Hut site, Na Gleannta Thuaidh, Co. Kerry
Co. Kerry |
Settlement Sites
On the boggy pastureland of Na Gleannta Thuaidh in north Kerry, a small circular stone structure sits quietly in the landscape, its original purpose long since repurposed by the practical demands of farming life.
The building is a corbelled drystone hut, a form of construction in which successive courses of flat stones are laid so that each slightly overhangs the one below, eventually closing into a roof without the need for mortar or timber. Somebody, at some point, decided it made a perfectly serviceable sheep-fold, which is either an indignity or a kind of continuity, depending on how you look at it.

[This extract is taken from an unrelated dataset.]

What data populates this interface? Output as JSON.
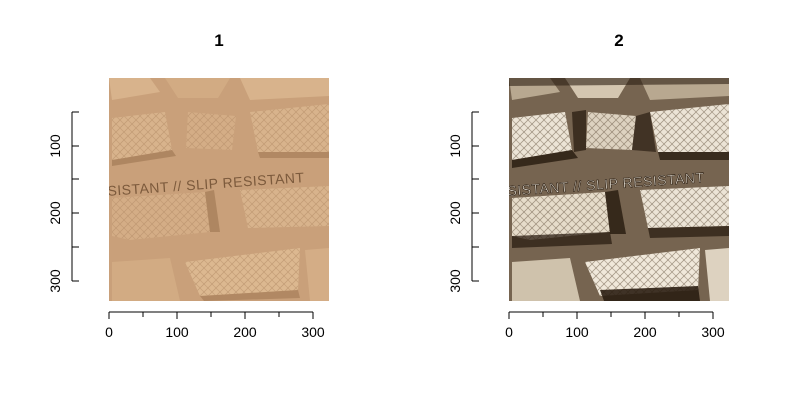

The structure is modest in scale: roughly three metres in diameter, standing about 1.2 metres high, with walls approximately 1.4 metres thick. Those proportions tell their own story; the walls are nearly as wide as the interior space is tall, which is typical of corbelled buildings designed to carry their own considerable weight. About 150 metres to the northwest sits another recorded site, and directly to the south are the barely legible remains of a second circular structure, slightly larger at around four metres across but reduced to just 0.2 metres in height, more earthwork now than architecture. The two together suggest this corner of the Dingle Peninsula was once a more deliberately occupied place. The site was documented by J. Cuppage in the 1986 Corca Dhuibhne archaeological survey of the peninsula, a detailed regional survey that catalogued the extraordinary density of early remains across this part of County Kerry.